In the Gaucher Clinic earlier this year, she and Zimran drew blood samples from a total of 10 volunteer couples in different stages of pregnancy. “In all of them, we were able to detect accurately the mutations from both mother and father, confirming our findings after the babies were born or through amniocentesis,” Altarescu tells ISRAEL21c.
“Gaucher was our example to show this is possible,” she added. “The same test could also be used to detect many other genetic disorders common worldwide, including cystic fibrosis and Tay-Sachs”.
“Our findings give hope that in the future we can detect genetic disorders without invasive tests.”
Could become a routine test
Moreover, the scientists were able to detect fetal pieces of DNA in the blood sample at week 10 of pregnancy. “We will try to push it further, to detect the DNA before 40 days, because in Judaism and Islam the 40-day limit is critical in deciding whether you can do an abortion,” says Altarescu.
In another first, the collaborators used a new computerized system to compare healthy and mutated genes of the expectant parents and their own parents.
Altarescu believes that once the algorithm is patented and the published paper spurs interest, the technique could be commercialized. In its present form the test is very expensive. “Our hope is that it will be used routinely in the future,” she says.
The test also could be a boon for patients in her preimplantation genetic diagnosis program, which she established in 2004 with funds from a US donor, Rabbi David Fuld.
She explains that parents are always urged to confirm the results of the preimplantation genetic testing during the pregnancy, using chorionic villus sampling or amniocentesis. This new test could confirm results without any danger of miscarriage – a major concern for patients who had difficulty getting pregnant and went through the IVF process.

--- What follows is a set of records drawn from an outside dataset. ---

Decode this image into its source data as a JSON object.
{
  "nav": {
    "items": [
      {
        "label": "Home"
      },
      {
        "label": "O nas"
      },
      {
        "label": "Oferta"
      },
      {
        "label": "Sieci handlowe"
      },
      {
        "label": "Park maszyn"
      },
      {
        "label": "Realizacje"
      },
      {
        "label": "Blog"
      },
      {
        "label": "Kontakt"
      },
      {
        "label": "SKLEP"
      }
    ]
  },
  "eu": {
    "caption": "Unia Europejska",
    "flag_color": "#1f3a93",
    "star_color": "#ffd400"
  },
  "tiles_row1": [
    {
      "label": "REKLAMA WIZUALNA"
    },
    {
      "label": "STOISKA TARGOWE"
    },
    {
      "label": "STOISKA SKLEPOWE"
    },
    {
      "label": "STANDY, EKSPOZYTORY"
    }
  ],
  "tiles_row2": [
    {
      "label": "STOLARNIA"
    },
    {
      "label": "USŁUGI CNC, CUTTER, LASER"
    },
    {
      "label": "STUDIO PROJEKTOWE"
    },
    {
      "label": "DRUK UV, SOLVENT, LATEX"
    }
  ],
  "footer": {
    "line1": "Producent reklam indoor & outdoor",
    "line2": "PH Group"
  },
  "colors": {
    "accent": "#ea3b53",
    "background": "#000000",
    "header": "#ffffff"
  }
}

Altarescu adds that Shaare Zedek’s Preimplantation Genetic Unit was the first in Israel to facilitate the birth of a normal child to a woman with achondroplasia (a form of dwarfism) and the birth of a baby with bone marrow perfectly matched to an older brother in desperate need of a bone marrow transplant.
“We have around 450 children born from this program, and in addition to our in-house unit we have three satellites in the Tel Aviv area sending us samples for genetic testing,” she says. “This is the largest unit of its kind in Israel, but for molecular disorders — a special type of genetic disorders — we are the largest in Europe. And we are always working on improving our techniques.”